Me saludó con la mano mientras subía de nuevo a lo alto de la colina. Vi a sus hombres por última vez, siguiéndonos lentamente desde la ladera de la loma con las puntas de sus lanzas brillando sobre la nevada pendiente.

Nos pasamos toda la tarde avanzando penosamente y aún nos encontrábamos muy lejos de Khoord-Kabul cuando cayó la gélida noche. Los afganos seguían pegados a nuestros flancos y cuando los hombres —y, por desgracia, también las mujeres y los niños— caían exhaustos al borde del camino, esperaban a que la columna se alejara y entonces se abalanzaban sobre ellos y los asesinaban sin contemplaciones. Los afganos se habían dado cuenta de que nuestros jefes no estaban en condiciones de repeler los ataques y nos mordían los talones, haciendo pequeñas incursiones contra el convoy de equipajes, apuñalando a los camelleros nativos y dispersándose entre las rocas sólo cuando se acercaba nuestra caballería. La columna ya se estaba empezando a desordenar; el cuerpo principal de la expedición no se preocupaba en absoluto por los miles de criados nativos que estaban sufriendo los efectos del frío y la falta de alimento; cientos de ellos cayeron por el camino hasta el punto de que, a nuestra espalda, dejamos no sólo una estela de bultos y equipajes sino también de cadáveres. Y todo ello a una distancia de Kabul de sólo veinte minutos al galope.

Yo había transmitido a Elphy el mensaje de Akbar nada más regresar a la columna y Elphy se había puesto muy nervioso. Volvió a dudar, consultó con los miembros de su estado mayor y, al final, decidieron seguir adelante.

—Todo será para bien —dijo Elphy en tono quejumbroso—, pero, de momento, tendríamos que mantener buenas relaciones con el Sirdar. Mañana por la mañana, Flashman, regresará usted a él y le transmitirá mis más cordiales saludos. Así es como hay que hacer las cosas.

El muy estúpido hijo de puta no parecía percatarse del caos que reinaba a su alrededor. Sus fuerzas ya estaban empezando a encogerse. Cuando acampábamos, lo único que hacían las tropas era tenderse en grupos sobre la nieve para darse mutuamente calor mientras los desventurados negros se quejaban y gimoteaban en la oscuridad. Teníamos algunas hogueras, pero no había cocinas de campaña ni tiendas para los hombres; ya habíamos perdido una buena parte del equipaje, el orden de la marcha era un tanto confuso, algunos regimientos disponían de comida y otros no, y todo el mundo estaba helado hasta el tuétano.

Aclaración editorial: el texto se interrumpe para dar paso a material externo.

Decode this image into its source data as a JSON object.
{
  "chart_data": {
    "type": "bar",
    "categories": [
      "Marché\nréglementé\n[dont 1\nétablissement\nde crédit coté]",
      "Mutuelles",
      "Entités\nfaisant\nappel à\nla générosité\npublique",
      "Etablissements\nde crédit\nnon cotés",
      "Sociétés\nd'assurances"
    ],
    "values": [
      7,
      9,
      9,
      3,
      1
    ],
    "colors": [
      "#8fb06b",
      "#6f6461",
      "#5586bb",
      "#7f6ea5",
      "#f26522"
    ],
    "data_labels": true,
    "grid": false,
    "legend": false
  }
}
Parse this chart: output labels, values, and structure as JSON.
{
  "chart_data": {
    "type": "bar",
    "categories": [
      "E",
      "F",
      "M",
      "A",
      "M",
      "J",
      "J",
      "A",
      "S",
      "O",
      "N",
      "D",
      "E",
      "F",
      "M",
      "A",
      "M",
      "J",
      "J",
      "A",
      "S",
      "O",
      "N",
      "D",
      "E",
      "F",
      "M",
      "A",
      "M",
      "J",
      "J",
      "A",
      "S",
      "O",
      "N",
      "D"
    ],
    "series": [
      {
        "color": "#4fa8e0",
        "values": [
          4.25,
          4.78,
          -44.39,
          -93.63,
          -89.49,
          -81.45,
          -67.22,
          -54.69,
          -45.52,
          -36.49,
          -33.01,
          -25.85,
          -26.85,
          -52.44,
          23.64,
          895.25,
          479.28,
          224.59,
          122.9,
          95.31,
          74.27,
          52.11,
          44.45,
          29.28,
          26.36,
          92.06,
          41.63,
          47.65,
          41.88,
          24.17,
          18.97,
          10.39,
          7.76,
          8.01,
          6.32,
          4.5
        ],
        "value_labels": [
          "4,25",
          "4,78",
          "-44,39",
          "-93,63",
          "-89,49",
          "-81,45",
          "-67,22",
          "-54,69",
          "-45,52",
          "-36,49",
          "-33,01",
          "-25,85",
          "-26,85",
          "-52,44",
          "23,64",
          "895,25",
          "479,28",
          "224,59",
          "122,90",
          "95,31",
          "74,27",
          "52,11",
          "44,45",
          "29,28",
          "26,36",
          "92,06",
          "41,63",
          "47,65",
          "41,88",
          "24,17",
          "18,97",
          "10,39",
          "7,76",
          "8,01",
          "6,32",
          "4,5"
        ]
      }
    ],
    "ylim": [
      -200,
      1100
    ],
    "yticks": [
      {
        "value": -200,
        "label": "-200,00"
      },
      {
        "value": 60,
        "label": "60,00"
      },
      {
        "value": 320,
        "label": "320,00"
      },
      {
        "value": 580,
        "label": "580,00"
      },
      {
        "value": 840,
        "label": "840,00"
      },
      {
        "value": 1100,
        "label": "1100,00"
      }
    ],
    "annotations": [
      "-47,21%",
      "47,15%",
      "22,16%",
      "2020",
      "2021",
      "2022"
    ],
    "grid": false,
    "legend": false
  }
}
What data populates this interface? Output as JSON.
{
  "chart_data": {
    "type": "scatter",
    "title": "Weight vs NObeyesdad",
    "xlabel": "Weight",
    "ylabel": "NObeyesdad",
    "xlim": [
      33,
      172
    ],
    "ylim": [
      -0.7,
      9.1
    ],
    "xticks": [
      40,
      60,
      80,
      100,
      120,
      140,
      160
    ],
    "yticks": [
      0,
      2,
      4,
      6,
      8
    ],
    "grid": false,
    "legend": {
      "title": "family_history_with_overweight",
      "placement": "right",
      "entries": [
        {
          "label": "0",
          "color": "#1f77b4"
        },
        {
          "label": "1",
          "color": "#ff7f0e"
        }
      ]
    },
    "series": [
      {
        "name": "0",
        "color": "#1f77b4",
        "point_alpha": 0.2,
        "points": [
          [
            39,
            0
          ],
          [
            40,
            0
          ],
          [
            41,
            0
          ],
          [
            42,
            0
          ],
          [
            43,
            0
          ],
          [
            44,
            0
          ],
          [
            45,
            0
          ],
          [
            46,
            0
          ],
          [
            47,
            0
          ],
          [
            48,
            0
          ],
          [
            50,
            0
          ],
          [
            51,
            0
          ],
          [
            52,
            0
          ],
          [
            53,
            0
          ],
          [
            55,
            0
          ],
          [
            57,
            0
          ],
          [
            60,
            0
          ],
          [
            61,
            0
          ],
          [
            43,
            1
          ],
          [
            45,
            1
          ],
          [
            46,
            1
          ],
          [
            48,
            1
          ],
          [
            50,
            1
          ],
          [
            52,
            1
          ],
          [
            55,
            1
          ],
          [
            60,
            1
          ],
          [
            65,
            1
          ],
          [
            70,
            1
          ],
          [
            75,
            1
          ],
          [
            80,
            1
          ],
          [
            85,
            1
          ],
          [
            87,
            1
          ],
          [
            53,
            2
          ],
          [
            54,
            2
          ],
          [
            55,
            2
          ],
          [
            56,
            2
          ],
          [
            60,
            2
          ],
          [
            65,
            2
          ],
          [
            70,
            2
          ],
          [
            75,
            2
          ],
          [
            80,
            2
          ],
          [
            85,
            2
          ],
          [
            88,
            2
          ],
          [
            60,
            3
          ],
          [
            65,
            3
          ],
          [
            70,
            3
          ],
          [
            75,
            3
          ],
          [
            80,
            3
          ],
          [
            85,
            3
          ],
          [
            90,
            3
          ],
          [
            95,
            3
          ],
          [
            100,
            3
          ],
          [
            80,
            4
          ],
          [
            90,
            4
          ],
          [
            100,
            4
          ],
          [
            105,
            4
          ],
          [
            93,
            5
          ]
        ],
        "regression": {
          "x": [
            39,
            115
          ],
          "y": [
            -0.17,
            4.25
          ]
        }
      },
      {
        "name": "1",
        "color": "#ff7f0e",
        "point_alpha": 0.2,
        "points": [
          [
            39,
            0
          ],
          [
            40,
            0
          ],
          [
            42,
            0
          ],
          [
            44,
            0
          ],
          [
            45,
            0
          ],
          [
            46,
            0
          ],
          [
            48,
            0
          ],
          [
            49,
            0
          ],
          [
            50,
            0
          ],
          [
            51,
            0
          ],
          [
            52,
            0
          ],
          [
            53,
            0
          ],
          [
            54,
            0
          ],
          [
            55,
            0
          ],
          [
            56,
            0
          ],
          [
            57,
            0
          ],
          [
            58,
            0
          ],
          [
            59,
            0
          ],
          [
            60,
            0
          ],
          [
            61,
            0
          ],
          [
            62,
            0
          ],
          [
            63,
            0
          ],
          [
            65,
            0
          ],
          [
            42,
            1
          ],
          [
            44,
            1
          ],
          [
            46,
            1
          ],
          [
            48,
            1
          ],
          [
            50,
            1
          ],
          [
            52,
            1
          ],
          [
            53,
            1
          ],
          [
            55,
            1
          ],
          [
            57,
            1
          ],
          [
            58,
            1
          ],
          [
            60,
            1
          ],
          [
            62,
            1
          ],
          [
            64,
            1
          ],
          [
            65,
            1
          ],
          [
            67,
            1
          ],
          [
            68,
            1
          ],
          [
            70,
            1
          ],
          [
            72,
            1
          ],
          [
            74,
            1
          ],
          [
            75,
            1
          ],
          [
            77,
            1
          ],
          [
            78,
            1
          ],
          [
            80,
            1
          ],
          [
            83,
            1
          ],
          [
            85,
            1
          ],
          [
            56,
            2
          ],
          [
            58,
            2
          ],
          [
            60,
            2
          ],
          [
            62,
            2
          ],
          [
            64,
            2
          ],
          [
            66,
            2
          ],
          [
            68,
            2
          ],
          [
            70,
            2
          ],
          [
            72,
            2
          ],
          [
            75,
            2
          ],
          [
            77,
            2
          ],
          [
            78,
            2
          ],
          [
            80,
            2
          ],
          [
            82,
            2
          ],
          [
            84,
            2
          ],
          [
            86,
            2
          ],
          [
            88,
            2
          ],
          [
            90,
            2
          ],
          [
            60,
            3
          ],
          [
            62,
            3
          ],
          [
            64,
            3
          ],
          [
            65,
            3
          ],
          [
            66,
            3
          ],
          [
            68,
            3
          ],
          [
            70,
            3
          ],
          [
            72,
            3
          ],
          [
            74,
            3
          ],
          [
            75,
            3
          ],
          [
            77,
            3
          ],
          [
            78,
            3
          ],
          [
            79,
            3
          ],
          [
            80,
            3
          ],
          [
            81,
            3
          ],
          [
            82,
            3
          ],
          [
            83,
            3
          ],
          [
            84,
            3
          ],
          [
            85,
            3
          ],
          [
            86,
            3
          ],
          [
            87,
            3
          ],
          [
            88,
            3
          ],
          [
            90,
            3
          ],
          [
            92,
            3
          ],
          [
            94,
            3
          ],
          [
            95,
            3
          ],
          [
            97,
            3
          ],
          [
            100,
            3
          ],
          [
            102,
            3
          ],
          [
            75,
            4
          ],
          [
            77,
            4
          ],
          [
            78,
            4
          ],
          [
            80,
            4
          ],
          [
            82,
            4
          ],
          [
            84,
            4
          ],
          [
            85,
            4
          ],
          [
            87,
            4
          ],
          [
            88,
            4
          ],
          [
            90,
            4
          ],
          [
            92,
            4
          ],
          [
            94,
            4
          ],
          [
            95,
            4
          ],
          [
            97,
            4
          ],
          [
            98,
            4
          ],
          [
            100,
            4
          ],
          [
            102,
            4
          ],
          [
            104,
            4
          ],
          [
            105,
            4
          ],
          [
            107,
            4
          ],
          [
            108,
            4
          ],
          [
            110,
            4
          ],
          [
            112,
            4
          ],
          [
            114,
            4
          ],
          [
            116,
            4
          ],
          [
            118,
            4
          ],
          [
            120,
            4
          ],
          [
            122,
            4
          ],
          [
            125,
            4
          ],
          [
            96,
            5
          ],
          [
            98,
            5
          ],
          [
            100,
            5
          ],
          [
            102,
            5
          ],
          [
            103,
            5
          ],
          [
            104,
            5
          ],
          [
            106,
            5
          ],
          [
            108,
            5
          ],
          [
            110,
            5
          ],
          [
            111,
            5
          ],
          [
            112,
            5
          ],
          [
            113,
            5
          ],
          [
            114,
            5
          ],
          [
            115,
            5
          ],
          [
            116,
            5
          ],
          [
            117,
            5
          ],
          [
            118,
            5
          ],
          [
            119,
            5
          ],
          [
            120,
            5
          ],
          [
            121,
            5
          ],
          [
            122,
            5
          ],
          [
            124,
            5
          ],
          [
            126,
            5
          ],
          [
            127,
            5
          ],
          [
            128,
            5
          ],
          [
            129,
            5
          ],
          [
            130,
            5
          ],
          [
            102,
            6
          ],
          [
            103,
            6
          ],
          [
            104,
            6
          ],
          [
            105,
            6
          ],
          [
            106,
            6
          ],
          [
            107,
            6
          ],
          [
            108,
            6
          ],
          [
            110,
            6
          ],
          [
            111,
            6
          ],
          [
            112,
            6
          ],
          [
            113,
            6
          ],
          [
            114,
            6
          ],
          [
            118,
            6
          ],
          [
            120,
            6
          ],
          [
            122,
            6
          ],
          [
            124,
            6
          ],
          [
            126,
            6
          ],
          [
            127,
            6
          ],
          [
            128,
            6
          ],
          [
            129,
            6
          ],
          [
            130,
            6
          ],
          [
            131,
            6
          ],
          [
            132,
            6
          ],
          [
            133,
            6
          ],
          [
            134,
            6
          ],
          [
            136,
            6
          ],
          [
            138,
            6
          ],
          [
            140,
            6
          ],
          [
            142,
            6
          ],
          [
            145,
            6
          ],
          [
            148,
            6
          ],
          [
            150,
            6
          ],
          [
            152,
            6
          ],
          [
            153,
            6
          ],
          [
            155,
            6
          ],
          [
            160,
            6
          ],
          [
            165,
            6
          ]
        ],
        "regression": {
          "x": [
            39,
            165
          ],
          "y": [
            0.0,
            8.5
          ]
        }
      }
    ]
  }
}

Los únicos que no estaban del todo mal eran las mujeres británicas y sus hijos. La arpía de lady Sale se había encargado de que los criados montaran pequeñas tiendas o cobertizos; cuando ya hacía un buen rato que había anochecido, aún se podía oír su estridente voz, elevándose sobre los gemidos y las protestas generalizadas de los sirvientes. Mis soldados y yo nos habíamos situado al amparo de unas rocas, pero yo me había separado de ellos al anochecer para ayudar a levantar las tiendas de las damas y, en particular, para ver dónde estaba Betty. La vi bastante contenta a pesar del frío. Tras haberme cerciorado de que Elphy ya se había ido a dormir, regresé al pequeño grupo de carros, junto al cual se encontraban las mujeres. Todo estaba oscuro y había empezado a nevar, pero yo había marcado la pequeña tienda de Betty y la encontré sin ninguna dificultad.

Rasqué la lona y, cuando ella preguntó quién era, le pedí que mandara salir a la criada que estaba con ella para darle calor. Bajando la voz, le dije que quería hablar con ella.

La criada nativa salió inmediatamente y yo la ayudé a alejarse en la oscuridad con la punta de mi bota. Estaba demasiado emocionado para que me importaran los chismes que pudiera contar, y, por su parte, ella debía de estar, como el resto de los negros, demasiado asustada para preocuparse por otra cosa que no fuera su propio pellejo.

Entré a gatas bajo la pequeña tienda de lona que sólo medía unos sesenta centímetros de altura y oí que Betty se movía en la oscuridad. Un montón de mantas cubría el suelo de la tienda y percibí su cuerpo debajo de ellas.

—¿Qué ocurre, señor Flashman? —me preguntó.

—Una simple visita amistosa —contesté—. Lamento no haberle podido enviar una tarjeta.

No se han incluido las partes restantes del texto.